Incidence Response use case for Unsupervised Log Anomaly Detection

Part of my duties in SecOps involves Incidence Response (IR). Basically, if a company gets hacked, a capable CISO calls people for IR. Trust me when I say this, this is the worst environment to learn about someone's digital environment. The people responsible, usually the CTO is simply having the worst day of their life. Often my priority is to make sure the person I am working with does not break down while sharing information with me. In some cases, the best I can get is just a 2 million line dump of their web server's logs. Don't get me wrong, if I had the time to set up a SIEM using ELK stack or a cloud SIEM through your favorite CSP (Cloud Service Provider), I would be able to instantly identify the lines that lead to the compromise without using AI. However, time is not an abundant resource during IR.

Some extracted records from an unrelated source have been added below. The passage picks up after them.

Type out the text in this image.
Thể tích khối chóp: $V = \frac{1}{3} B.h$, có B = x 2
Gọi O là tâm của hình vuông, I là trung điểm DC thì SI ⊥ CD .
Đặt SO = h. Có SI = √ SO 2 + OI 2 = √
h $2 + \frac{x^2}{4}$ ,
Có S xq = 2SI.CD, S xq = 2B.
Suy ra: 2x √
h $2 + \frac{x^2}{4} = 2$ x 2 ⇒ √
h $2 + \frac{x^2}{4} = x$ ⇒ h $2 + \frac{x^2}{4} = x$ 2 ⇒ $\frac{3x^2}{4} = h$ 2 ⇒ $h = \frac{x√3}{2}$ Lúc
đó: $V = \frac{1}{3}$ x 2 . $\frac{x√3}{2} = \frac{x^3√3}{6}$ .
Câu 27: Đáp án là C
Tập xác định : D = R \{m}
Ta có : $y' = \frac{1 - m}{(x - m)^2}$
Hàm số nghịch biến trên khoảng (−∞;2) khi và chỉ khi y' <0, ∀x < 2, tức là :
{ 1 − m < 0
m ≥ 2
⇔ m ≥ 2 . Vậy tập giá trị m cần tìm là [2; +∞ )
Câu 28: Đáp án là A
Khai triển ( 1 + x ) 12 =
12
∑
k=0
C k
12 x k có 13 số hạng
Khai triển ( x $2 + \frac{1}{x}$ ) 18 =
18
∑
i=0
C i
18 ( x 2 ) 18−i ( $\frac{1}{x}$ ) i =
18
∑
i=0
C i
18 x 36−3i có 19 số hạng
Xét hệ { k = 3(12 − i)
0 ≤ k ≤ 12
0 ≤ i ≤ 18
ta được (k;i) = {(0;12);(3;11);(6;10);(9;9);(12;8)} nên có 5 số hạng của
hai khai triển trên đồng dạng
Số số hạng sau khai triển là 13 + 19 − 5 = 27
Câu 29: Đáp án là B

This is where the allure of Unsupervised Learning comes into play. If you want to build an AI, you would have to choose how the AI is going to learn. You can either choose to have the AI learn from a dataset that is labeled or you can choose to have the AI learn from a dataset that is not labeled. In the case of Log Anomaly Detection, you might not have a lot of labeled data. This is where unsupervised learning comes in handy. You can use unsupervised learning to create a model that can detect anomalies in logs as it sees them. It is learning what the log is generally supposed to look like and what it is not supposed to look like. This is the best you can do in the case of IR. Remember, this is a tool, it is not meant to replace an IR team. It is meant to help an IR team.

So how do I wield this magic?

I created a PIP package named SWTK (SoftWater Toolkit) for unsupervised log anomaly detection from the command line. You can install it through pip install SWTK and then run it through SWTK -i sample.txt. The sample.txt file is a sample log file that I have included in the GitHub repo. The code is written partly in python and partly in Rust, it uses a Trie data structure to create the model. The Trie data structure is a data structure that is used to store strings. It is very efficient at storing strings and it is very efficient at searching for strings. The Trie algorithm is coded in Rust while the wrapper is coded in Python. This allows for maximum ease of access as well as maximum computational speed.

How to use SWTK

sudo pip install SWTK

SWTK -h

To check if the pip was correctly

This is the file I will be running the test on. It is a synthetic Web server log.

SWTK -i input.txt -n 5

This command will return us the 5 most anomalous lines from this text file.

You may notice some extra setup happens when you run this for the first time. Try running a different command this time and you should not get the extra setup stuff.

SWTK -i input.txt -n 5 -v yes

This command will also output the anomaly score the program assigned to each line.

Now let's say you want to save the model so you can use it again later.

SWTK -i input.txt -s save.model

Now you want to use this model on a different file and find the weirdest 5 lines. With SWTK, that’s easy.

SWTK -i sample.txt -m save.model -n 5 -v yes

If you want to update the model instead of just using it this is how you do this through SWTK:

SWTK -i sample.txt -m save.model -s save.model

Disclaimer

This is an experimental project that is still not ready for commercial or mission-critical applications. I am a Cyber and MLOps professional, as such, I do not write production code.

As you'll see in the code base if you want at github.com/nileshkhetrapal/SWTK I have made documentation and readability a priority. I have also made the code as modular as possible so that it can be used in other projects.

Future research

The first thing to do is to test this algorithm against a popular dataset like MNIST or IDS. We will be able to better understand the efficacy of this tool then.

I want to study how the extent AI can be used in its current state today in the field of CyberSecurity. I want to build an AI malware analyst. The issue is that such a project would require sponsorship from a CSP that provides services like Virtual Machines and Machine Learning. It would be interesting to see how well an AI malware analyst compares to a real malware developer in a competition like this one.